Hi everyone,
I'm trying to extract text from between tags but only in certain conditions. <title> and <pos> are both children of <page>, but neither one is nested inside the other (i.e., they're siblings). Each <page> always has one <title> and zero to 5 <pos> sections. What I need to do is to return the text of <title> and the sum of all <pos> if there are one or more <pos>. If there aren't any <pos>, title shouldn't be returned. Here's a bit of the sample source:
<page>
<title>dasher</title>
<pos>red</pos>
</page>
<page>
<title>dancer</title>
<pos>red</pos>
<pos>blue</pos>
</page>
<page>
<title>coconut</title>
</page>
<page>
<title>rudolph</title>
<pos>red</pos>
<pos>brown</pos>
<pos>red</pos>
</page>
What I'd like to return is this:
dasher red
dancer red blue
rudolph red brown red
My code currently does almost exactly what I want, but the problem is that it returns every title, whether or not it has any <pos> siblings.

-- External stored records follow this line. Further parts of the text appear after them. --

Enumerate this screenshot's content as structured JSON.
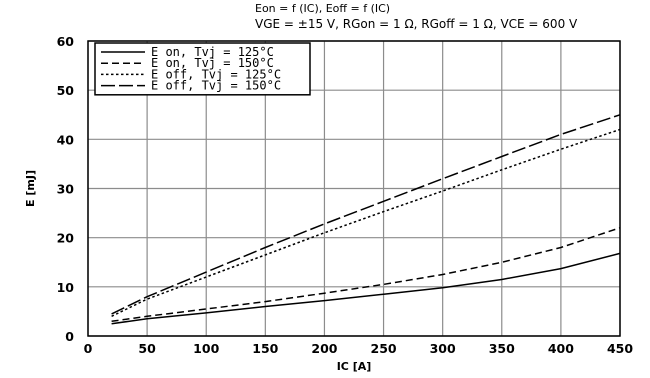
{
  "chart_data": {
    "type": "line",
    "title_lines": [
      "Eon = f (IC), Eoff = f (IC)",
      "VGE = ±15 V, RGon = 1 Ω, RGoff = 1 Ω, VCE = 600 V"
    ],
    "xlabel": "IC [A]",
    "ylabel": "E [mJ]",
    "xlim": [
      0,
      450
    ],
    "ylim": [
      0,
      60
    ],
    "xticks": [
      0,
      50,
      100,
      150,
      200,
      250,
      300,
      350,
      400,
      450
    ],
    "yticks": [
      0,
      10,
      20,
      30,
      40,
      50,
      60
    ],
    "grid": true,
    "legend_position": "top-left",
    "x": [
      20,
      50,
      100,
      150,
      200,
      250,
      300,
      350,
      400,
      450
    ],
    "series": [
      {
        "name": "E on, Tvj = 125°C",
        "dash": "solid",
        "values": [
          2.5,
          3.5,
          4.7,
          6.0,
          7.2,
          8.5,
          9.8,
          11.5,
          13.7,
          16.8
        ]
      },
      {
        "name": "E on, Tvj = 150°C",
        "dash": "dashed",
        "values": [
          3.0,
          4.0,
          5.5,
          7.0,
          8.7,
          10.5,
          12.5,
          15.0,
          18.0,
          22.0
        ]
      },
      {
        "name": "E off, Tvj = 125°C",
        "dash": "dotted",
        "values": [
          4.0,
          7.5,
          12.0,
          16.5,
          21.0,
          25.3,
          29.5,
          33.8,
          38.0,
          42.0
        ]
      },
      {
        "name": "E off, Tvj = 150°C",
        "dash": "longdash",
        "values": [
          4.5,
          8.0,
          13.0,
          18.0,
          22.8,
          27.4,
          32.0,
          36.5,
          41.0,
          45.0
        ]
      }
    ]
  }
}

This is what I have:
import os, sys
from bs4 import BeautifulSoup
file = open('sourcedata.xml')
fixed = open('ftemp.txt','w')
soup = BeautifulSoup(file, "lxml")
divTag = soup.find_all("page")
for tag in divTag:
ttl = tag.find_all("title")
allpos = tag.find_all('pos')
mypos = ""
for tag in ttl:
mytitle = tag.text
for tag in allpos:
if len(tag.text) > 0:
mypos += " " + tag.text
else:
pass
fixed.write(mytitle + " " + mypos + "\n")
fixed.close()
I know why it's returning every title - because the write statement is inside a for loop - but I don't know how to fix it. Moving it elsewhere hasn't worked, either. If move the write statement to inside the "for tag in allpos" loop, then I get duplicates ("dasher red" / "dasher red blue"). I was thinking that if a <title> has no corresponding <pos>, delete that title, but I don't know how to do that. Can anyone suggest a solution?